Il settimanAle
Indignate

alessandro-treves“Noi giovani ebrei americani non ci siamo allontanati da Israele, anzi: siamo molto attenti a quanto sta accadendo, e siamo arrabbiati” scrive da New York su Ha’aretz del 29 febbraio Simone Zimmermann. “Non abbiamo bisogno di finanziamenti milionari per mettere in moto iniziative come questi ‘Peace Corps ebraici’ di cui va parlando ora Ari Shavit. Abbiamo solo bisogno che la comunità si svegli, e apra gli occhi alla realtà disastrosa di quasi cinquant’anni di occupazione”. Ribolle di indignazione la giovane attivista del nuovo gruppo IfNotNow (SeNonOra, sottinteso: Quando?). Sulla pagina Facebook del gruppo cerca di obiettare un certo Avi Berman, forse sudafricano: “Sono d’accordo; ma ditelo anche ai palestinesi, che vivono sotto una dittatura dove i soldi degli europei finiscono nelle tasche di Hamas e di Fatah…”.

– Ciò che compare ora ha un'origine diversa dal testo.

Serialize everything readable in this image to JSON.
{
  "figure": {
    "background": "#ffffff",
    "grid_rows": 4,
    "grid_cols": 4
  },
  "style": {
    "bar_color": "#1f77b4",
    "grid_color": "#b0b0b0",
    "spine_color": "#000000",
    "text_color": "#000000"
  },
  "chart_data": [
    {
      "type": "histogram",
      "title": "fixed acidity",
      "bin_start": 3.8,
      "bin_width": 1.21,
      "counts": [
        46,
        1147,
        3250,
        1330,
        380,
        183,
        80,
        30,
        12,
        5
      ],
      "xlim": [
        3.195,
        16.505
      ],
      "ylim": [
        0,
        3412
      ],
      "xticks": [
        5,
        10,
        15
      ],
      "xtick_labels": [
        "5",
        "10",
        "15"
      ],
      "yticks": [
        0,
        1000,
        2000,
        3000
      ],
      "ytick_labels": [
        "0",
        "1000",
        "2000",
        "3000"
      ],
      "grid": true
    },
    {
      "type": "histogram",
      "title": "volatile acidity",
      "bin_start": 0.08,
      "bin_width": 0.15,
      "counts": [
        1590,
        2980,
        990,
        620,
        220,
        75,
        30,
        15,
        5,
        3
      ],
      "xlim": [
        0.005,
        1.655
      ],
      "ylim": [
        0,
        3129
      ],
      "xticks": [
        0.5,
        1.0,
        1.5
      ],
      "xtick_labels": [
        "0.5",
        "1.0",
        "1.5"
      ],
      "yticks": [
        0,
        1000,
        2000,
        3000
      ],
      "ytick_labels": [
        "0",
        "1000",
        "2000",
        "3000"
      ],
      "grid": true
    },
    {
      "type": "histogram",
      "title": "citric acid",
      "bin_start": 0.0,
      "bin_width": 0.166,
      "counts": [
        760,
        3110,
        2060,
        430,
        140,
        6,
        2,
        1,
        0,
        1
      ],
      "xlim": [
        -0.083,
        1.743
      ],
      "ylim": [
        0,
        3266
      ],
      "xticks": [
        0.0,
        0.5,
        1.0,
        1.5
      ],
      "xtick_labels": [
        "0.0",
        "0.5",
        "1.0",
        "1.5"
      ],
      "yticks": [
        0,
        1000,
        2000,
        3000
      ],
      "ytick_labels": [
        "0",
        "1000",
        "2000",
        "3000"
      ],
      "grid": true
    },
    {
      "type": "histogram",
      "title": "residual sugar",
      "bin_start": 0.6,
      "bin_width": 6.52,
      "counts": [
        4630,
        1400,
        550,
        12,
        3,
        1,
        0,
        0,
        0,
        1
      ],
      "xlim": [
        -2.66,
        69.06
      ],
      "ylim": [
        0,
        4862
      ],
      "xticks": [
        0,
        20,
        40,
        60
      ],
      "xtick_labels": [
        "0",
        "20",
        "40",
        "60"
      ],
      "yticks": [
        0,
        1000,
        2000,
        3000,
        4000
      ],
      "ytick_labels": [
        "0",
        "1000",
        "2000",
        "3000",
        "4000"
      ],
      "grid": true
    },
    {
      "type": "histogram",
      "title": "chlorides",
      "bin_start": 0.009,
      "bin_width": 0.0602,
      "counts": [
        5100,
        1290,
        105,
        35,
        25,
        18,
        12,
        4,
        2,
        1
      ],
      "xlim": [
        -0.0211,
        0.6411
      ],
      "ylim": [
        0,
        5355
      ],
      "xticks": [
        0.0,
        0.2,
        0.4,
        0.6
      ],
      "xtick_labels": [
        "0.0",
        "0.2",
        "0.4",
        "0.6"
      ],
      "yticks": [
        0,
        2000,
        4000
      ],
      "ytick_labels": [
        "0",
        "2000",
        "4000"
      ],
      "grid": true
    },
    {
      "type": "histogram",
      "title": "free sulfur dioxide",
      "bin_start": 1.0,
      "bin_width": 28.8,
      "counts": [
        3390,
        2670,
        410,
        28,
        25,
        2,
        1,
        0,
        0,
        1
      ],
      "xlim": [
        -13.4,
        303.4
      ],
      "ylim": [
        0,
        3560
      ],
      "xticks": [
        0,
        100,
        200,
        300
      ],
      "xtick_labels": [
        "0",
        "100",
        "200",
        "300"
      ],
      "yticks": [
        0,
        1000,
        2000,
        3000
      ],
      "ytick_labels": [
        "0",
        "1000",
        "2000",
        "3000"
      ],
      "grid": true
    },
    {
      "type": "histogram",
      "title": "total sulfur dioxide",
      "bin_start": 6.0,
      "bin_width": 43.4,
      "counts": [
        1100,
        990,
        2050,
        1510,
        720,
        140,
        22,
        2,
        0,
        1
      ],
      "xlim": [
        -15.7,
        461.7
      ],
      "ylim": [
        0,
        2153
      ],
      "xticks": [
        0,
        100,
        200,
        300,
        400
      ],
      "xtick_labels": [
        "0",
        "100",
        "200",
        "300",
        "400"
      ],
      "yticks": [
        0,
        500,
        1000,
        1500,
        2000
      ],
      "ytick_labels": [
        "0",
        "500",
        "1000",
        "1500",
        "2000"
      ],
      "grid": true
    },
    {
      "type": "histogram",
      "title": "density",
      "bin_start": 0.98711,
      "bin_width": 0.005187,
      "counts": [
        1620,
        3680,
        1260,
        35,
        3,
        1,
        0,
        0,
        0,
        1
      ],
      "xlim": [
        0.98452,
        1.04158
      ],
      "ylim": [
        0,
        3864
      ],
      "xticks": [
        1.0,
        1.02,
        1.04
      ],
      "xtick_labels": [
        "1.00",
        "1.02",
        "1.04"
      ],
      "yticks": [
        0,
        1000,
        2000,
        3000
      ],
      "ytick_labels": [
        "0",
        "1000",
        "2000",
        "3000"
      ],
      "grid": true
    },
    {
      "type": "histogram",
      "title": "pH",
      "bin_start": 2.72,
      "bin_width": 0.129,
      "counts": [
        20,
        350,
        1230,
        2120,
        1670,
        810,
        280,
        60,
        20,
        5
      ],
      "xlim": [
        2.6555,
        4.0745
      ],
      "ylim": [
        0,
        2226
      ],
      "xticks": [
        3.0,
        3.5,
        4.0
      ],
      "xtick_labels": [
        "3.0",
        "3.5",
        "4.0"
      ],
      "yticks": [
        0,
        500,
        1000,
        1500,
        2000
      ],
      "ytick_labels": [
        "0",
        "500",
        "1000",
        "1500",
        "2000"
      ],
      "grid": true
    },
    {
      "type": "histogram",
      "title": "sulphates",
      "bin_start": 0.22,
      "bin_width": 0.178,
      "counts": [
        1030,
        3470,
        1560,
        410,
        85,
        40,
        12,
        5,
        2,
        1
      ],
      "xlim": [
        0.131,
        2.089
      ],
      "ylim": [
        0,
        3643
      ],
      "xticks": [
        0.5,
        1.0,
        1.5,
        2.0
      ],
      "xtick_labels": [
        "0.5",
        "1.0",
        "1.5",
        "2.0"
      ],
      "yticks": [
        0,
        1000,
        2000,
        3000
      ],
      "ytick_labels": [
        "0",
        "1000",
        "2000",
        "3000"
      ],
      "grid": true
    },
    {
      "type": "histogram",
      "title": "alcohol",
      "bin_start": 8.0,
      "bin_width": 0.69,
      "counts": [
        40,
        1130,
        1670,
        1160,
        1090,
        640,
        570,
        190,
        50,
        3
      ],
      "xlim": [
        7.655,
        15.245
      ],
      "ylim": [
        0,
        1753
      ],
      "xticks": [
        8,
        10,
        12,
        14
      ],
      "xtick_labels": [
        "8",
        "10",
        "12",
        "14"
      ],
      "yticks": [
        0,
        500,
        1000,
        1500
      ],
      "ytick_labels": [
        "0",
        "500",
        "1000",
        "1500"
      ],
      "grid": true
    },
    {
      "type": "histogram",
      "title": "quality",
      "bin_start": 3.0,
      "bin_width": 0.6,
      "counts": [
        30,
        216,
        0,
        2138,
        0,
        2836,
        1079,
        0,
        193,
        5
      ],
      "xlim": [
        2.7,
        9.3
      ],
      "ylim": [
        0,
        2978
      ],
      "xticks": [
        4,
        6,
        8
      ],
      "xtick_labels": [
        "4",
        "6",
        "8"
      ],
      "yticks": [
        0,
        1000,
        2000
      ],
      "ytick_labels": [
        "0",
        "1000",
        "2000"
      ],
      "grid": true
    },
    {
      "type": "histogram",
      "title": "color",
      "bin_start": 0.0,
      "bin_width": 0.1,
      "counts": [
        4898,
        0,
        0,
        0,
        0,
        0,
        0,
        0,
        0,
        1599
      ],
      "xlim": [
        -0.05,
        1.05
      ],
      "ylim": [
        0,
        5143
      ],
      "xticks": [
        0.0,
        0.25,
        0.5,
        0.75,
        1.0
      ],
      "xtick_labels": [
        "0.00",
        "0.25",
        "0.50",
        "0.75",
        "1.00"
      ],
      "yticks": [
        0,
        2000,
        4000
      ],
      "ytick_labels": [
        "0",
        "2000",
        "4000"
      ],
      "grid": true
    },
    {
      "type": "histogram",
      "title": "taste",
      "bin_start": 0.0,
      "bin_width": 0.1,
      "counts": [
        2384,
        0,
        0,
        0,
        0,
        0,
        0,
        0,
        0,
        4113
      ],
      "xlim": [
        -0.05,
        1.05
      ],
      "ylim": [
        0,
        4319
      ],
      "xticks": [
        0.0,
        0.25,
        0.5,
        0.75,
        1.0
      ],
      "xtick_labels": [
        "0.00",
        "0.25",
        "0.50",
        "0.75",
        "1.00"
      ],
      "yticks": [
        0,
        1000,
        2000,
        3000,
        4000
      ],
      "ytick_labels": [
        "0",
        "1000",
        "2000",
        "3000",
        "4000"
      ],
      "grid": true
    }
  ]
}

Ed ecco che da Ramallah arrivano, quasi in risposta, su Al Jazeera del 2 marzo, le immagini di altre giovani donne indignate. Reggono cartelli in arabo che protestano per l’intimidazione di Najat Abu Bakr, una deputata che si è rifugiata, per sfuggire all’arresto da parte della polizia palestinese, proprio nella sede del parlamento, cui è stata eletta nel 2006. La sua colpa è aver denunciato l’appropriazione di fondi pubblici da parte di Hussein al-Araj, ministro vicino ad Abu Mazen. Invoca l’immunità parlamentare, Najat. Solo che il parlamento palestinese, che sarebbe poi un ‘consiglio legislativo’ con autorità limitata alle aree A dell’autonomia concessa ai palestinesi dagli accordi di Oslo, non funziona più dal 2007, col conflitto fra Hamas e Fatah, non è stato più rieletto ma nemmeno riconvocato, e non è chiaro quale immunità possa conferire – diversi dei suoi membri sono fra l’altro in prigione in Israele. Potrà la deputata Najat sfuggire all’arresto?
Un possibile esito lo delinea Ze’ev Elkin, ministro del Likud nel governo Netanyahu, ed è un esito che certo cambia le carte in tavola sia per Simone che per Najat: il collasso improvviso dell’Autorità Palestinese. Elkin ha fatto la sua previsione lunedì 29, in un discorso all’università Bar Ilan, esortando il governo a prepararsi a riprendere il controllo, a collasso avvenuto, anche delle aree A, cioè delle città palestinesi. Il pensiero di Elkin non è chiarissimo, ma ha detto che, per chiudere la pagina di Oslo, Israele deve capire di dover intervenire nelle moschee, nei media, nei libri di testo [palestinesi] dove si incita al terrore; aggiungendo di rivolgersi ora all’opinione pubblica [israeliana] dopo che i suoi tentativi di parlarne nelle riunioni di gabinetto sono rimasti inascoltati. Difficile vedere un abbassarsi a breve del livello globale di indignazione.